Dans le cadre de leur politique d’égalité professionnelle, certaines entreprises cherchent à compenser les inconvénients de la culture présentéiste en développant, par exemple, des services de conciergerie ou de crèches d’entreprises, ou encore en accompagnant la création de réseaux féminins dans les organisations, pour compenser ces heures précieuses où se « structurent les relations de pouvoir et les processus informels qui déterminent l’accès au pouvoir ».

 

Antoine de Gabrielli, cofondateur de l’association mercredi-c-papa et président de Companieros

Antoine de Gabrielli, cofondateur de l’association mercredi-c-papa et président de Companieros

Si de telles propositions ont évidemment leur utilité, elles ne s’attaquent pourtant qu’aux conséquences et non aux causes : en arrondissant les angles d’une culture organisationnelle par nature discriminante, elles ne font en fait que la proroger. L’enjeu est de changer cette culture en promouvant des modes de travail plus efficaces parce que plus respectueux des équilibres vie professionnelle – vie privée. Dans ce cadre, les progrès qui seront réalisés bénéficieront aux femmes comme aux hommes.

 

La première idée
serait naturellement d’aligner, par la loi ou la négociation, les horaires des entreprises françaises sur ceux de leurs homologues des principaux pays développés. Les pays anglo-saxons, l’Allemagne ou les pays scandinaves sont des pays où les journées de travail, même pour les cadres les plus engagés, se terminent rarement au-delà de 18h. Ce sont pourtant des pays dont les entreprises obtiennent d’excellentes performances ; ce sont aussi des pays dont les taux de femmes dans les conseils d’administration sont parmi les plus hauts du monde : 27 % en Suède, 20 % en Finlande, 17 % au Danemark, 14 % aux Pays-Bas, 13 % en Allemagne, 12 % au Royaume-Uni ; la France était, fin 2010, à moins de 9 %[*], à égalité avec la Turquie. Cette solution serait certainement de nature à apporter une forte amélioration dans l’accès des femmes aux postes à responsabilités et contribuerait sans aucun doute à permettre un meilleur équilibre de vie masculin. Elle supposerait toutefois, pour être acceptable notamment par les entreprises, de revoir une spécificité française qui fait coexister, chez les cadres, horaires effectifs lourds et congés payés parmi les plus élevés d’Europe.

 

La deuxième idée
serait de faciliter la coexistence des temps dédiés au travail et à la vie privée. Le travail nomade, limité à un ou deux jours hebdomadaires hors locaux de l’entreprise, peut permettre cette souplesse. Il implique une nouvelle approche managériale, d’avantage fondée sur la confiance et s’appuyant sur la fixation d’objectifs négociés. Le développement de l’autonomie dans l’organisation du travail peut permettre aux femmes comme aux hommes, de construire une meilleure articulation entre leurs temps de travail et leurs engagements familiaux ou sociaux.
On observe d’ailleurs que les pays qui ont le plus développé le travail nomade sont également ceux qui favorisent le mieux l’accès des femmes aux postes à responsabilité : en 2010, le pourcentage de la population salariée pratiquant le travail nomade plus de 8 heures par mois était de 32,9 % en Finlande, 30 % en Belgique, 28 % aux Etats-Unis, 27 % en Suède, 23 % au Royaume- Uni et 20 % en Allemagne ; il était de 8,9 % en France. Le développement du travail nomade, en rendant habituelle la perception selon laquelle on peut travailler à haut niveau sans nécessairement être présent à temps plein sur le lieu de travail, ne posera plus suspicion sur l’ambition de femmes adoptant des horaires différents de ceux de leurs homologues masculins.
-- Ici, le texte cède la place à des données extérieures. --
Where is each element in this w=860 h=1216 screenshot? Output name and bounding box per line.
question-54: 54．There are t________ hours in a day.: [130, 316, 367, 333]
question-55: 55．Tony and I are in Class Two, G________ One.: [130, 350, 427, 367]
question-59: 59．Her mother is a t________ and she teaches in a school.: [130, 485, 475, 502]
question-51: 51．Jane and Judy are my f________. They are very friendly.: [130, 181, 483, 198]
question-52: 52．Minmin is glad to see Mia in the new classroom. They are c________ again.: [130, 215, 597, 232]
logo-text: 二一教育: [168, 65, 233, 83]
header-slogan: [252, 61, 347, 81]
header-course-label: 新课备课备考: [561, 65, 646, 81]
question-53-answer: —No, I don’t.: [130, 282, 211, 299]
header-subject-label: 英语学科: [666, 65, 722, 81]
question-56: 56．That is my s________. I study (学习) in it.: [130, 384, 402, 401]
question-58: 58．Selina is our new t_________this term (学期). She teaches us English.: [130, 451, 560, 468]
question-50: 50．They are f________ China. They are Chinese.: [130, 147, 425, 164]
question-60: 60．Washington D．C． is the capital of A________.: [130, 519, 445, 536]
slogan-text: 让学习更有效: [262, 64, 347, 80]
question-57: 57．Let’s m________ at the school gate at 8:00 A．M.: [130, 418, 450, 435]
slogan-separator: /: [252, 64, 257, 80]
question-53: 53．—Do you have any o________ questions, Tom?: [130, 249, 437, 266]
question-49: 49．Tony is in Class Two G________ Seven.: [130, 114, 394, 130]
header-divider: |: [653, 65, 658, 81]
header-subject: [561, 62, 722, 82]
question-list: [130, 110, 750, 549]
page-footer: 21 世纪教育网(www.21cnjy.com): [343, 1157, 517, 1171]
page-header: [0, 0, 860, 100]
Réciproquement, les hommes pourront se libérer d’une prison présentéiste et rééquilibrer leur vie sans être accusés de « délit de manque d’ambition ».
Nous faisons ainsi l’hypothèse que, quand il deviendra commun pour des hommes reconnus comme engagés d’organiser librement une part de leur travail hors des locaux de l’entreprise, il deviendra tout aussi culturel pour les femmes d’occuper des postes à responsabilités même si leur contraintes personnelles les éloignent physiquement de l’entreprise. Cette double liberté permettra de mieux répartir à l’intérieur des couples les enjeux professionnels, familiaux et sociaux, et construira une base solide pour une véritable égalité professionnelle entre hommes et femmes. Dans cette aventure, hommes, femmes et entreprises sont les alliés objectifs de la conquête de modes de travail plus équilibrés et plus performants.

 

[*] 20 % en juillet 2011 suite à la loi Copé-Zimmermann sur les quotas de femmes dans les conseils d’administration.